The Jewish Gate
The Jewish Gate (Interior)—1868—Published by Maison d’Art Alsacienne/Elsässisches Kunsthaus, Rue Brûlée/Brandgasse 6, Strasbourg/Strassburg.
For more than a millennium, the region either side of what is now the Franco–German border was hotly contested. It was also the original medieval Ashkenaz, home for centuries to a rich Jewish culture and Jewish communities who, well into the early modern period, paid very little attention to the political borders running through the region—but also the site of horrendous anti-Jewish violence and repeated expulsions. More recently, the border provinces of Alsace and Lorraine have changed hands several times. Following Prussia’s victory over France in 1871, the newly created German Empire annexed them. Given that Jewish emancipation was much more firmly established and Jews were more fully integrated in France, a large proportion of the region’s Jewish population chose to move further south and west, rather than become German citizens. Having been returned to France after the First World War and occupied by the Germans during the Second World War, since 1945, Alsace-Lorraine has been an undisputed part of France.

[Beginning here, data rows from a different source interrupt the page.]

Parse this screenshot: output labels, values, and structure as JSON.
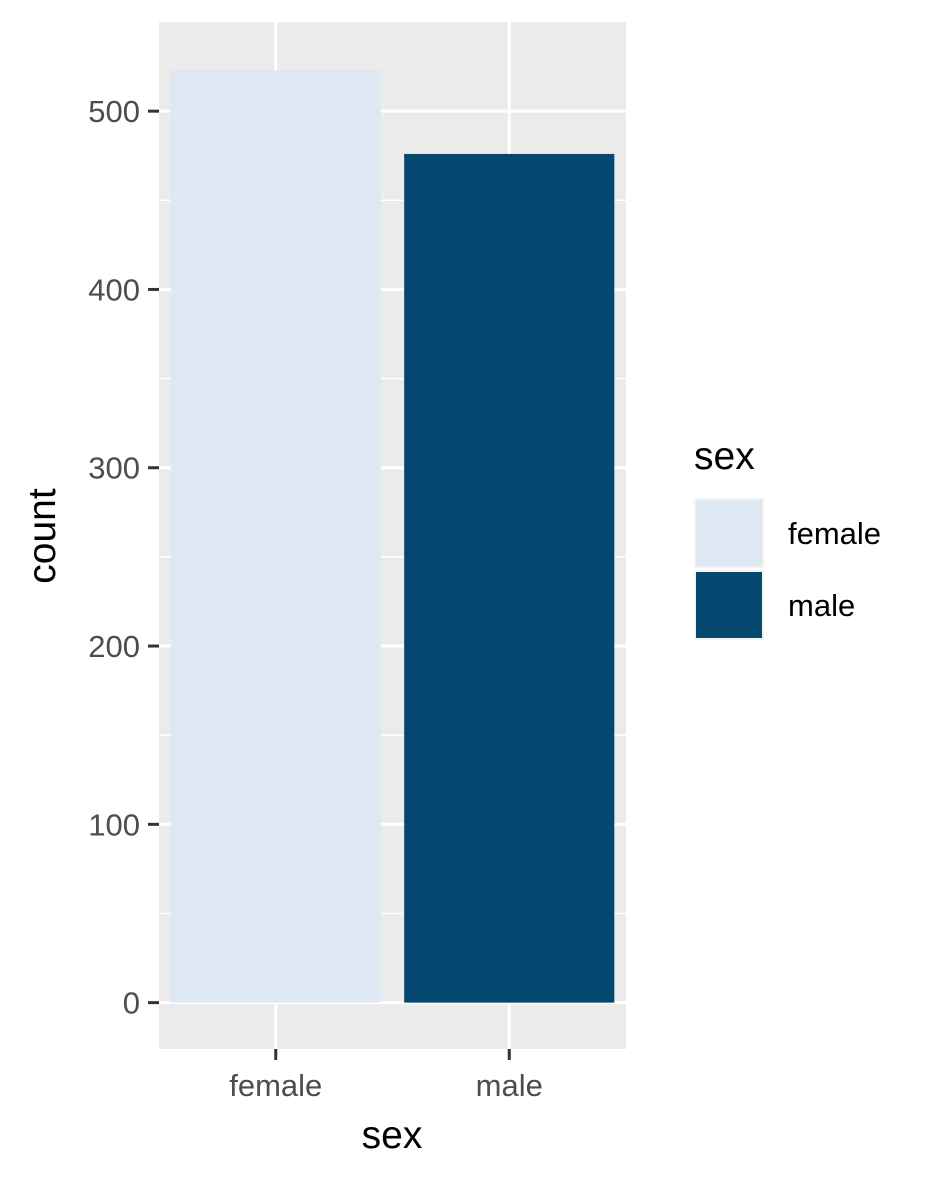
{
  "chart_data": {
    "type": "bar",
    "categories": [
      "female",
      "male"
    ],
    "values": [
      523,
      476
    ],
    "xlabel": "sex",
    "ylabel": "count",
    "ylim": [
      -26,
      550
    ],
    "yticks": [
      0,
      100,
      200,
      300,
      400,
      500
    ],
    "ytick_labels": [
      "0",
      "100",
      "200",
      "300",
      "400",
      "500"
    ],
    "grid": true,
    "panel_background": "#ebebeb",
    "grid_color": "#ffffff",
    "colors": [
      "#dde8f2",
      "#044870"
    ],
    "legend": {
      "title": "sex",
      "placement": "right",
      "entries": [
        "female",
        "male"
      ]
    }
  }
}
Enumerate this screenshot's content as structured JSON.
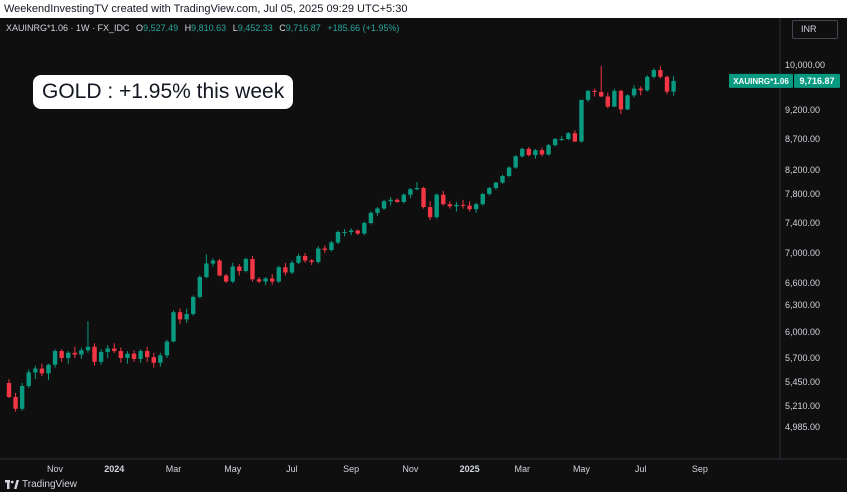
{
  "header": {
    "credit": "WeekendInvestingTV created with TradingView.com, Jul 05, 2025 09:29 UTC+5:30"
  },
  "legend": {
    "symbol": "XAUINRG*1.06 · 1W · FX_IDC",
    "open_label": "O",
    "open_value": "9,527.49",
    "high_label": "H",
    "high_value": "9,810.63",
    "low_label": "L",
    "low_value": "9,452.33",
    "close_label": "C",
    "close_value": "9,716.87",
    "change": "+185.66 (+1.95%)"
  },
  "currency_button": "INR",
  "annotation": "GOLD : +1.95% this week",
  "footer": {
    "brand": "TradingView"
  },
  "colors": {
    "up": "#089981",
    "down": "#f23645",
    "background": "#0f0f0f",
    "axis_text": "#d1d4dc",
    "price_tag": "#089981"
  },
  "chart_data": {
    "type": "candlestick",
    "series_name": "XAUINRG*1.06",
    "last_price_label": "9,716.87",
    "price_tag_symbol": "XAUINRG*1.06",
    "y_ticks": [
      10000,
      9200,
      8700,
      8200,
      7800,
      7400,
      7000,
      6600,
      6300,
      6000,
      5700,
      5450,
      5210,
      4985
    ],
    "y_tick_labels": [
      "10,000.00",
      "9,200.00",
      "8,700.00",
      "8,200.00",
      "7,800.00",
      "7,400.00",
      "7,000.00",
      "6,600.00",
      "6,300.00",
      "6,000.00",
      "5,700.00",
      "5,450.00",
      "5,210.00",
      "4,985.00"
    ],
    "x_tick_labels": [
      "Nov",
      "2024",
      "Mar",
      "May",
      "Jul",
      "Sep",
      "Nov",
      "2025",
      "Mar",
      "May",
      "Jul",
      "Sep"
    ],
    "x_tick_week_index": [
      7,
      16,
      25,
      34,
      43,
      52,
      61,
      70,
      78,
      87,
      96,
      105
    ],
    "candles": [
      [
        5440,
        5480,
        5290,
        5300
      ],
      [
        5300,
        5340,
        5150,
        5180
      ],
      [
        5180,
        5440,
        5160,
        5410
      ],
      [
        5410,
        5580,
        5390,
        5550
      ],
      [
        5550,
        5620,
        5480,
        5590
      ],
      [
        5590,
        5640,
        5510,
        5540
      ],
      [
        5540,
        5640,
        5470,
        5630
      ],
      [
        5630,
        5800,
        5600,
        5780
      ],
      [
        5780,
        5800,
        5660,
        5700
      ],
      [
        5700,
        5780,
        5640,
        5760
      ],
      [
        5760,
        5830,
        5700,
        5740
      ],
      [
        5740,
        5820,
        5690,
        5790
      ],
      [
        5790,
        6120,
        5760,
        5830
      ],
      [
        5830,
        5870,
        5620,
        5660
      ],
      [
        5660,
        5800,
        5630,
        5770
      ],
      [
        5770,
        5850,
        5700,
        5810
      ],
      [
        5810,
        5870,
        5760,
        5780
      ],
      [
        5780,
        5820,
        5650,
        5700
      ],
      [
        5700,
        5780,
        5640,
        5750
      ],
      [
        5750,
        5790,
        5660,
        5690
      ],
      [
        5690,
        5800,
        5650,
        5780
      ],
      [
        5780,
        5830,
        5660,
        5710
      ],
      [
        5710,
        5760,
        5600,
        5650
      ],
      [
        5650,
        5760,
        5610,
        5730
      ],
      [
        5730,
        5910,
        5700,
        5890
      ],
      [
        5890,
        6240,
        5880,
        6220
      ],
      [
        6220,
        6260,
        6090,
        6140
      ],
      [
        6140,
        6260,
        6100,
        6200
      ],
      [
        6200,
        6430,
        6180,
        6410
      ],
      [
        6410,
        6700,
        6390,
        6680
      ],
      [
        6680,
        6980,
        6660,
        6860
      ],
      [
        6860,
        6930,
        6820,
        6900
      ],
      [
        6900,
        6920,
        6690,
        6700
      ],
      [
        6700,
        6720,
        6600,
        6620
      ],
      [
        6620,
        6870,
        6600,
        6820
      ],
      [
        6820,
        6850,
        6700,
        6760
      ],
      [
        6760,
        6940,
        6740,
        6920
      ],
      [
        6920,
        6960,
        6620,
        6650
      ],
      [
        6650,
        6680,
        6600,
        6620
      ],
      [
        6620,
        6680,
        6570,
        6660
      ],
      [
        6660,
        6720,
        6580,
        6620
      ],
      [
        6620,
        6830,
        6600,
        6810
      ],
      [
        6810,
        6870,
        6700,
        6740
      ],
      [
        6740,
        6900,
        6720,
        6870
      ],
      [
        6870,
        6990,
        6850,
        6960
      ],
      [
        6960,
        7000,
        6870,
        6900
      ],
      [
        6900,
        6920,
        6840,
        6880
      ],
      [
        6880,
        7090,
        6860,
        7060
      ],
      [
        7060,
        7100,
        7000,
        7040
      ],
      [
        7040,
        7160,
        7020,
        7140
      ],
      [
        7140,
        7300,
        7120,
        7280
      ],
      [
        7280,
        7320,
        7220,
        7280
      ],
      [
        7280,
        7330,
        7240,
        7300
      ],
      [
        7300,
        7310,
        7240,
        7260
      ],
      [
        7260,
        7420,
        7240,
        7400
      ],
      [
        7400,
        7560,
        7380,
        7540
      ],
      [
        7540,
        7620,
        7500,
        7600
      ],
      [
        7600,
        7720,
        7580,
        7700
      ],
      [
        7700,
        7760,
        7640,
        7720
      ],
      [
        7720,
        7740,
        7680,
        7690
      ],
      [
        7690,
        7810,
        7670,
        7790
      ],
      [
        7790,
        7900,
        7740,
        7880
      ],
      [
        7880,
        8000,
        7860,
        7900
      ],
      [
        7900,
        7920,
        7600,
        7620
      ],
      [
        7620,
        7700,
        7440,
        7480
      ],
      [
        7480,
        7810,
        7460,
        7790
      ],
      [
        7790,
        7850,
        7640,
        7660
      ],
      [
        7660,
        7700,
        7600,
        7630
      ],
      [
        7630,
        7690,
        7560,
        7650
      ],
      [
        7650,
        7720,
        7600,
        7640
      ],
      [
        7640,
        7700,
        7560,
        7590
      ],
      [
        7590,
        7680,
        7540,
        7660
      ],
      [
        7660,
        7820,
        7640,
        7800
      ],
      [
        7800,
        7920,
        7780,
        7900
      ],
      [
        7900,
        8000,
        7870,
        7990
      ],
      [
        7990,
        8120,
        7970,
        8100
      ],
      [
        8100,
        8260,
        8080,
        8240
      ],
      [
        8240,
        8440,
        8220,
        8420
      ],
      [
        8420,
        8560,
        8400,
        8540
      ],
      [
        8540,
        8570,
        8420,
        8440
      ],
      [
        8440,
        8540,
        8380,
        8520
      ],
      [
        8520,
        8560,
        8420,
        8450
      ],
      [
        8450,
        8620,
        8430,
        8600
      ],
      [
        8600,
        8720,
        8580,
        8700
      ],
      [
        8700,
        8750,
        8670,
        8700
      ],
      [
        8700,
        8820,
        8680,
        8800
      ],
      [
        8800,
        8850,
        8650,
        8660
      ],
      [
        8660,
        9380,
        8640,
        9380
      ],
      [
        9380,
        9560,
        9340,
        9540
      ],
      [
        9540,
        9580,
        9440,
        9520
      ],
      [
        9520,
        9980,
        9430,
        9440
      ],
      [
        9440,
        9510,
        9230,
        9260
      ],
      [
        9260,
        9580,
        9250,
        9540
      ],
      [
        9540,
        9560,
        9130,
        9210
      ],
      [
        9210,
        9480,
        9200,
        9460
      ],
      [
        9460,
        9640,
        9420,
        9580
      ],
      [
        9580,
        9620,
        9460,
        9550
      ],
      [
        9550,
        9820,
        9530,
        9790
      ],
      [
        9790,
        9940,
        9760,
        9910
      ],
      [
        9910,
        9980,
        9760,
        9790
      ],
      [
        9790,
        9810,
        9480,
        9527
      ],
      [
        9527,
        9810,
        9452,
        9717
      ]
    ],
    "y_range": [
      4900,
      10100
    ],
    "grid": false
  }
}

While Jews were not allowed to settle in Strasbourg prior to the French Revolution they were, at various times, allowed to settle in the region and enter the city during the day, through a specific gate, to pursue their professions. The new Jewish Gate, located across the Canal des Faux Remparts to the northeast of the old city, was built in the 1550s. It was badly damaged when the Prussians besieged Strasbourg in 1870 and demolished a decade later. The postcard was part of a series showing former sites and monuments in Strasbourg that had since been demolished.